Dès lors, il y a lieu de juger que si divergences d'interprétation il y avait, elles n'étaient que la conséquence de la nécessité d'interpréter les usages des parties à l'occasion de leurs relations contractuelles antérieures, et que cette interprétation excède tant les prévisions de l'article 461 du code de procédure civile susvisé que les pouvoirs du juge des référés.

L'ordonnance rendue le 17 mars 2022 sera dès lors infirmée en toutes ses dispositions.

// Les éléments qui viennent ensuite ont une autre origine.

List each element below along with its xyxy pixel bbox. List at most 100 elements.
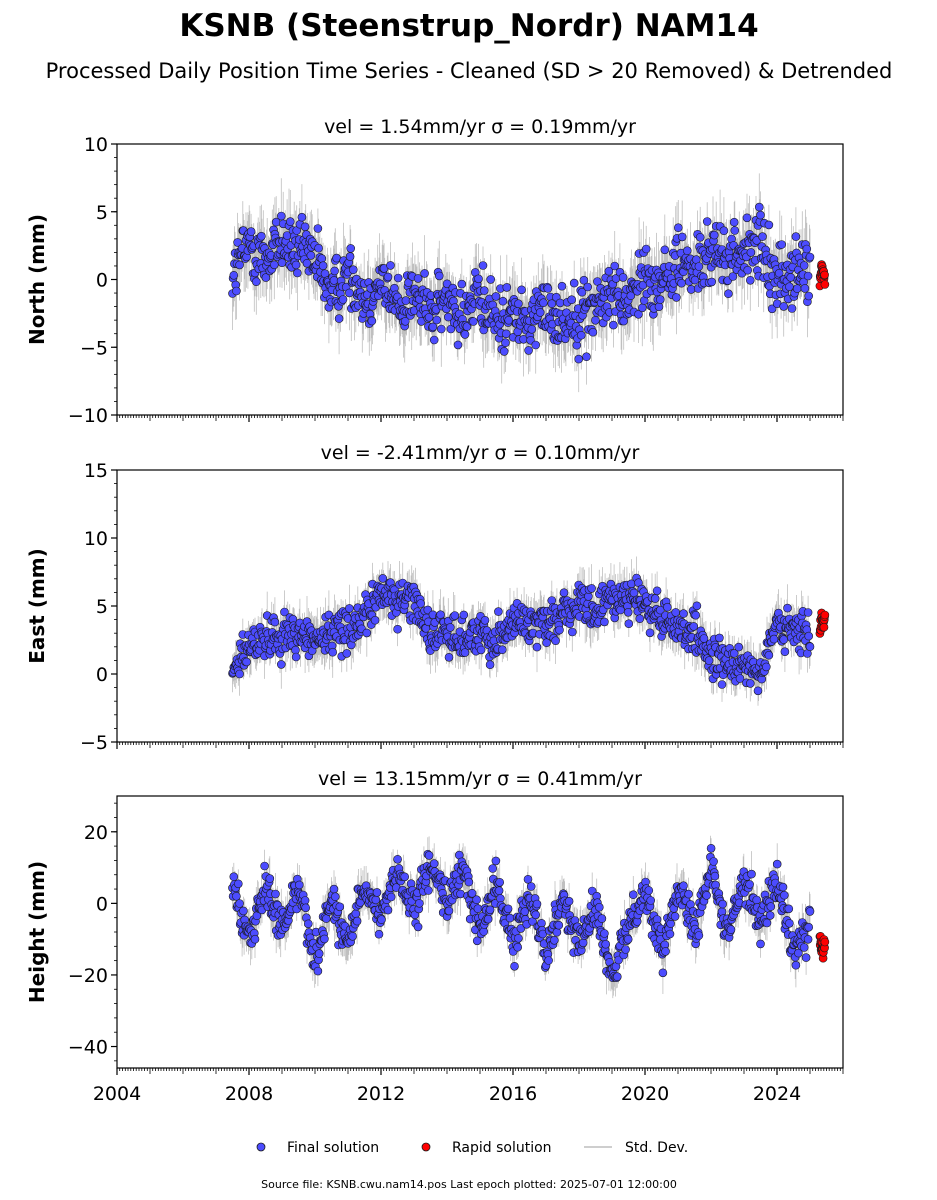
final-point — [660, 245, 670, 255]
final-point — [609, 320, 618, 330]
final-point — [618, 273, 628, 282]
final-point — [671, 608, 681, 617]
final-point — [320, 934, 329, 944]
final-point — [557, 281, 567, 291]
panel-title: vel = -2.41mm/yr σ = 0.10mm/yr — [321, 442, 640, 464]
figure-title: KSNB (Steenstrup_Nordr) NAM14 — [179, 8, 758, 44]
final-point — [300, 222, 310, 232]
final-point — [514, 299, 523, 309]
final-point — [634, 309, 643, 319]
x-minor-ticks — [116, 1068, 844, 1074]
final-point — [232, 891, 241, 901]
final-point — [692, 601, 702, 611]
final-point — [803, 934, 813, 944]
final-point — [582, 352, 591, 362]
final-point — [502, 283, 512, 292]
final-point — [791, 960, 801, 970]
final-point — [569, 278, 579, 288]
final-point — [460, 648, 470, 657]
final-point — [250, 934, 260, 944]
final-point — [345, 604, 354, 613]
final-point — [635, 614, 645, 624]
final-point — [641, 244, 651, 254]
final-point — [444, 652, 454, 662]
final-point — [735, 674, 745, 683]
x-tick-label: 2012 — [357, 1083, 405, 1105]
final-point — [261, 273, 271, 282]
final-point — [352, 916, 362, 926]
final-point — [459, 610, 469, 620]
final-point — [328, 647, 338, 657]
final-point — [334, 314, 344, 323]
final-point — [672, 293, 681, 302]
x-tick-label: 2020 — [621, 1083, 669, 1105]
final-point — [677, 232, 687, 242]
legend-final-marker — [256, 1142, 266, 1152]
final-point — [329, 276, 339, 285]
y-tick-label: −5 — [80, 337, 108, 359]
final-point — [232, 286, 241, 296]
final-point — [772, 859, 782, 869]
final-point — [504, 315, 514, 325]
final-point — [555, 298, 565, 308]
final-point — [600, 929, 609, 938]
final-point — [415, 898, 424, 908]
final-point — [779, 890, 789, 900]
final-point — [702, 217, 712, 226]
final-point — [472, 895, 481, 905]
y-tick-label: 0 — [96, 893, 108, 915]
legend-std-label: Std. Dev. — [625, 1140, 688, 1156]
final-point — [745, 275, 755, 285]
final-point — [329, 884, 339, 894]
final-point — [691, 610, 701, 620]
plot-frame — [116, 469, 844, 743]
final-point — [378, 574, 388, 583]
final-point — [335, 902, 345, 912]
final-point — [442, 279, 452, 289]
final-point — [342, 649, 352, 658]
final-point — [374, 929, 384, 939]
final-point — [551, 636, 560, 646]
final-point — [801, 953, 811, 962]
final-point — [800, 284, 810, 293]
final-point — [386, 892, 396, 902]
final-point — [531, 340, 541, 350]
final-point — [444, 906, 454, 916]
final-point — [424, 312, 434, 322]
final-point — [766, 902, 776, 911]
final-point — [420, 269, 429, 278]
final-point — [479, 286, 489, 295]
y-tick-label: −10 — [68, 405, 108, 427]
final-point — [488, 864, 498, 873]
final-point — [370, 615, 380, 625]
final-point — [485, 660, 495, 670]
panel-title: vel = 1.54mm/yr σ = 0.19mm/yr — [324, 116, 636, 138]
final-point — [774, 268, 784, 278]
final-point — [702, 891, 711, 900]
final-point — [229, 872, 239, 882]
final-point — [754, 202, 764, 212]
final-point — [276, 211, 286, 221]
final-point — [792, 284, 802, 293]
final-point — [597, 914, 607, 923]
final-point — [734, 642, 744, 652]
footer-source: Source file: KSNB.cwu.nam14.pos Last epo… — [261, 1178, 677, 1191]
figure-subtitle: Processed Daily Position Time Series - C… — [46, 59, 893, 83]
final-point — [513, 942, 523, 952]
final-point — [544, 956, 553, 965]
final-point — [393, 273, 403, 283]
final-point — [704, 656, 714, 665]
final-point — [655, 295, 665, 304]
final-point — [579, 275, 589, 285]
final-series — [228, 173, 815, 393]
final-point — [497, 645, 507, 655]
final-point — [661, 947, 670, 956]
final-point — [729, 649, 739, 658]
final-point — [666, 919, 675, 928]
final-point — [234, 879, 243, 889]
final-point — [658, 968, 668, 978]
final-point — [235, 669, 244, 679]
final-point — [574, 354, 584, 364]
final-point — [424, 886, 433, 895]
final-point — [520, 907, 530, 916]
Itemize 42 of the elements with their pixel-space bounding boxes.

Chaque partie conservera la charge de ses frais et dépens dans le cadre de la procédure en interprétation, en première

instance et en appel au visa des articles 699 et 700 du code de procédure civile.

PAR CES MOTIFS

La cour,

Constate que la demande de révocation de l'ordonnance de clôture est devenue sans objet en l'état de l'ordonnance rendue le 11 avril 2023,

Dit n'y avoir lieu à jonction des procédures enrôlées sous les numéros suivants RG n°22/05674 et RG n°22/06603,

Infirme l'ordonnance rendue le 17 mars 2022 par le juge des référés du tribunal de commerce de Marseille,

Statuant en nouveau,

Rejette la requête en interprétation formée par la Société Générale à l'égard de l'ordonnance rendue par le juge des référés du tribunal de commerce de Marseille le 16 novembre 2021.